The Welsh-born Gillard, Australia's first woman prime minister, was savaged in Saturday's polls which looked certain to bring the first hung parliament in 70 years as vote-counting went down to the wire for some marginal seats. Her campaign was overshadowed by voter anger over Labor's June mutiny against Kevin Rudd, who won 2007 elections by a landslide and enjoyed enduring support until his approval ratings finally dropped this year.
Labor and the opposition Liberal / National alliance were set for a dead heat of 73 seats each, falling short of the 76 needed for a majority, according to the public broadcaster ABC. Neither side conceded defeat, with Ms Gillard announcing her intention to form a government as she began talks with a handful of newly influential minority members of parliament. The independent MPs and one Greens lawmaker who now hold the balance of power were coy about their intentions, and one of them said the horse-trading could take days or weeks to play out.
Three of the would-be kingmakers were scheduled to discuss their plans during phone calls late Sunday as they weighed up whether to meet tomorrow in Canberra. "We've got to let the dust settle, see where the numbers fall and then the independents and others on the crossbench will come to some arrangement as to who governs," independent Tony Windsor told Australian television's Seven Network. "Someone will end up with 76 - I've got no doubt about that," he said.
Conservative opposition leader Tony Abbott, a staunch Catholic who questions man's role in climate change, said the outcome showed Australians wanted new leadership. "There was a savage swing against this government. It is historically unprecedented for a first-term government to receive the kind of rebuff that the Rudd-Gillard government received yesterday," Abbott said. "I think the public expects a change of government as a result."
Economists warned the extraordinary outcome would hit financial markets with both the Australian dollar and share prices expected to slide, threatening a mining-powered economy that has become the envy of the developed world. "Coming at a time of renewed concerns regarding the global economic outlook, the Australian election outcome will likely add to local investor nervousness in the short term," said AMP Capital Investors chief economist Shane Oliver.

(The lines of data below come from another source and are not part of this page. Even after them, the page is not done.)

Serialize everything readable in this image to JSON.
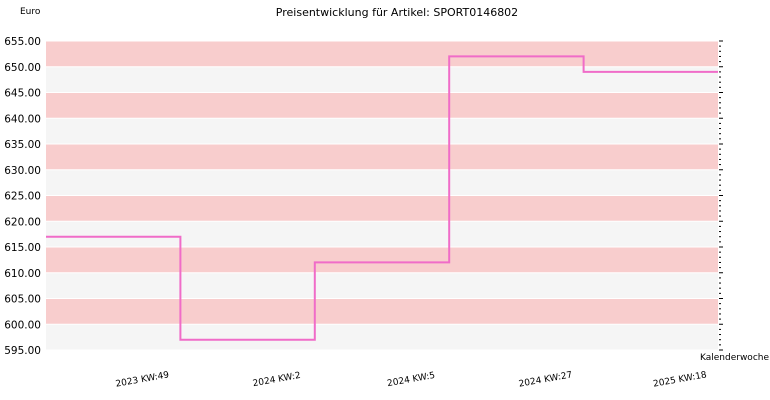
{
  "chart_data": {
    "type": "line",
    "step": true,
    "title": "Preisentwicklung für Artikel: SPORT0146802",
    "ylabel": "Euro",
    "xlabel": "Kalenderwoche",
    "ylim": [
      595,
      655
    ],
    "yticks": [
      "595.00",
      "600.00",
      "605.00",
      "610.00",
      "615.00",
      "620.00",
      "625.00",
      "630.00",
      "635.00",
      "640.00",
      "645.00",
      "650.00",
      "655.00"
    ],
    "categories": [
      "2023 KW:49",
      "2024 KW:2",
      "2024 KW:5",
      "2024 KW:27",
      "2025 KW:18"
    ],
    "series": [
      {
        "values": [
          617,
          597,
          612,
          652,
          649
        ],
        "color": "#f06cc8"
      }
    ],
    "band_colors": [
      "#f8cdcd",
      "#f5f5f5"
    ],
    "grid": true
  }
}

University of Western Sydney analyst David Burchell said a hung parliament was the "nightmare scenario we all feared" and was unlikely to last longer than 18 months before deadlock brought it to collapse. "Neither will be able to pass, I would have thought, a significant body of legislation other than budget bills," said Mr Burchell. The election campaign had promised a fascinating clash between Ms Gillard, a feisty, unwed atheist, and Mr Abbott, a married father-of-three who once trained as a priest and is nicknamed the "Mad Monk" for his colourful demeanour.
The vote delivered the country its first Aboriginal and Muslim politicians in the lower house, and its youngest, with university student Wyatt Roy, 20, elected just hours after voting for the first time. But voters were largely uninspired by a lacklustre campaign of small-scale promises, and responded by filing more than 600,000 spoiled ballots in a country where voting is mandatory. Ms Gillard was hamstrung by the extraordinary dumping of Rudd and a series of damaging, cabinet-level leaks, which added further chaos to a stumbling election campaign.
Mr Abbott meanwhile remained tightly on-message, repeatedly promising to stop asylum-seeker boats, end government waste and cut taxes, while hammering Labor's lack of unity. The heavy swing of around 5.0 percent against Labor comes despite its successful stewardship of the Australian economy, which was dubbed the "wonder from Down Under" for escaping the global financial crisis without a recession. Analysts say it could take up to two weeks for the final results in some close constituency battles to be known as postal votes are counted.